Users ──→ CloudFront ──→ S3 (static frontend)
Users ──→ ALB ──→ ECS Task ──→ nginx (:80) ──→ TGI + Phi-3 (:8080, GPU)
  • Compute: ECS on EC2 with g4dn.xlarge (NVIDIA T4, 16 GB VRAM)
  • Model: Phi-3 Mini 3.8B AWQ quantised (~2.3 GB), pre-baked into Docker image
  • Serving: HuggingFace TGI 3.x with continuous batching and SSE streaming
  • Networking: Private subnets, VPC Endpoints (no NAT Gateway)
  • Scaling: 0–3 instances via ECS Capacity Provider. Scales to zero when idle ($0 cost)
  • Security: API key auth (nginx), WAF, HTTPS, private subnets
  • IaC: Terraform with 6 modules (networking, ecr, alb, ecs, frontend, monitoring)

Quick Start

# 1. Clone
git clone https://github.com/dinosmuc/phi3-cloud-deployment.git
cd phi3-cloud-deployment

# 2. Configure
cp terraform/terraform.tfvars.example terraform/terraform.tfvars
# Edit terraform.tfvars — set your api_key

# 3. Initialise Terraform
cd terraform
terraform init

# 4. Deploy ECR first
terraform apply -target=module.ecr

# 5. Build and push Docker images
cd ..
./scripts/build_and_push.sh

# 6. Deploy everything
cd terraform
terraform apply

Terraform outputs your frontend_url, api_url, and api_key.

Usage

  • Open the frontend_url in a browser
  • Enter your API key
  • Type a message and see the response stream in real-time

Note: If the service has scaled to zero, the first request triggers a cold start (~3–5 minutes). The frontend retries automatically.

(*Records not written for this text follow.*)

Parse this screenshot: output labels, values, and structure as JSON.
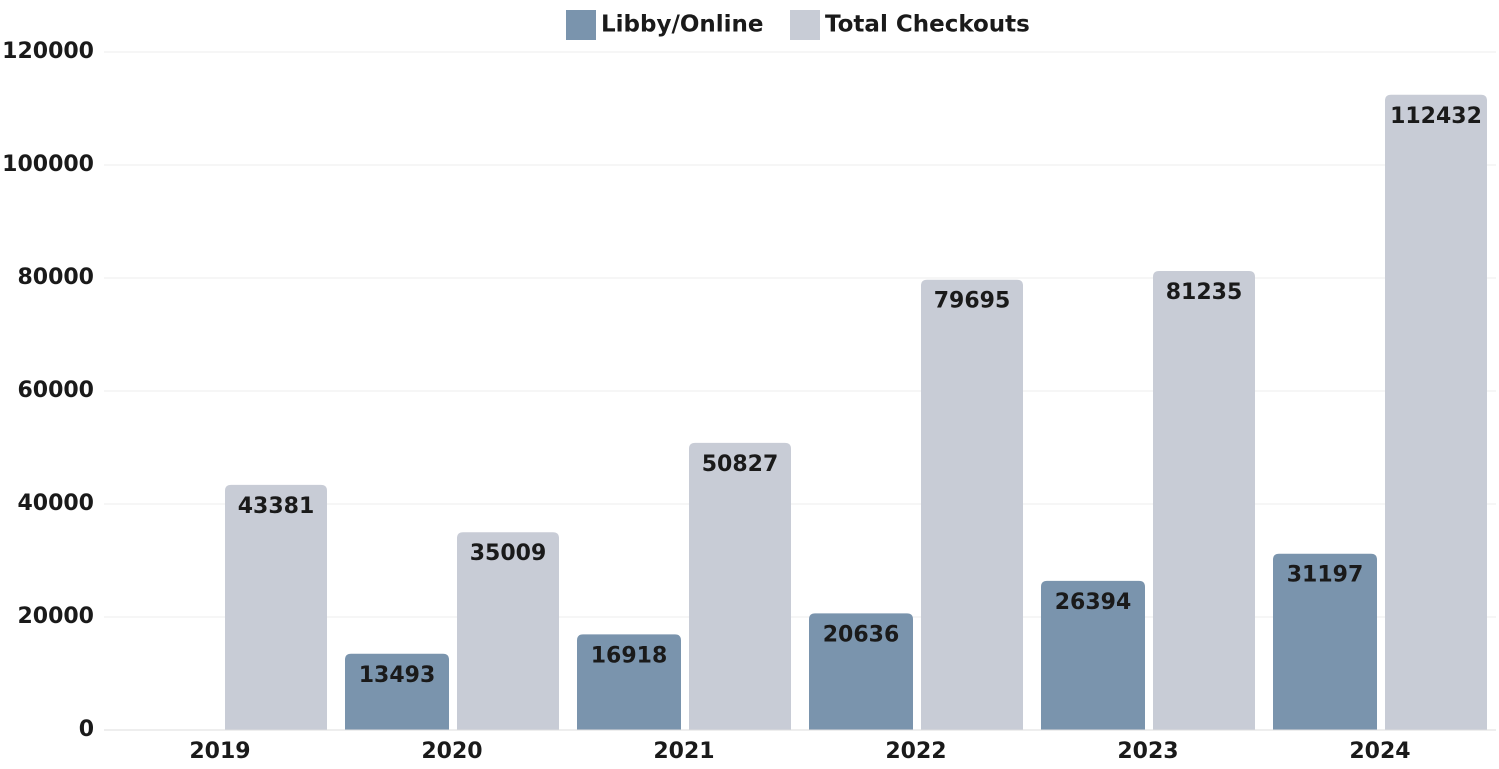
{
  "chart_data": {
    "type": "bar",
    "categories": [
      "2019",
      "2020",
      "2021",
      "2022",
      "2023",
      "2024"
    ],
    "series": [
      {
        "name": "Libby/Online",
        "color": "#7a94ad",
        "values": [
          null,
          13493,
          16918,
          20636,
          26394,
          31197
        ]
      },
      {
        "name": "Total Checkouts",
        "color": "#c8ccd6",
        "values": [
          43381,
          35009,
          50827,
          79695,
          81235,
          112432
        ]
      }
    ],
    "ylim": [
      0,
      120000
    ],
    "yticks": [
      0,
      20000,
      40000,
      60000,
      80000,
      100000,
      120000
    ],
    "grid": true,
    "legend": "top"
  }
}
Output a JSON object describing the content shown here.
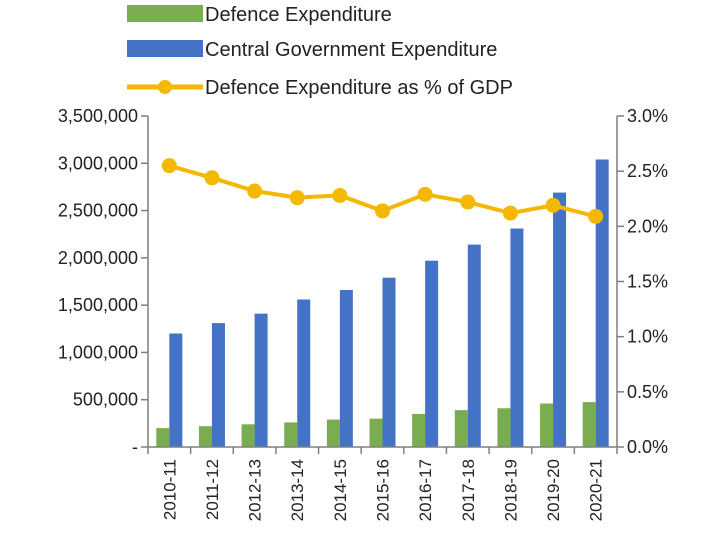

Cost Estimate (eu-central-1)

  • ~20 hours active testing (on-demand): ~$17
  • ~20 hours active testing (spot): ~$9
  • Idle (scaled to zero): $0.00/hr

Infrastructure Modules

  • networking — VPC, subnets, security groups, VPC endpoints
  • ecr — Docker image registry
  • alb — Load balancer, target group, WAF
  • ecs — Cluster, task definition, auto-scaling
  • frontend — S3 + CloudFront
  • monitoring — CloudWatch dashboard and alarms

Tear Down

cd terraform
terraform destroy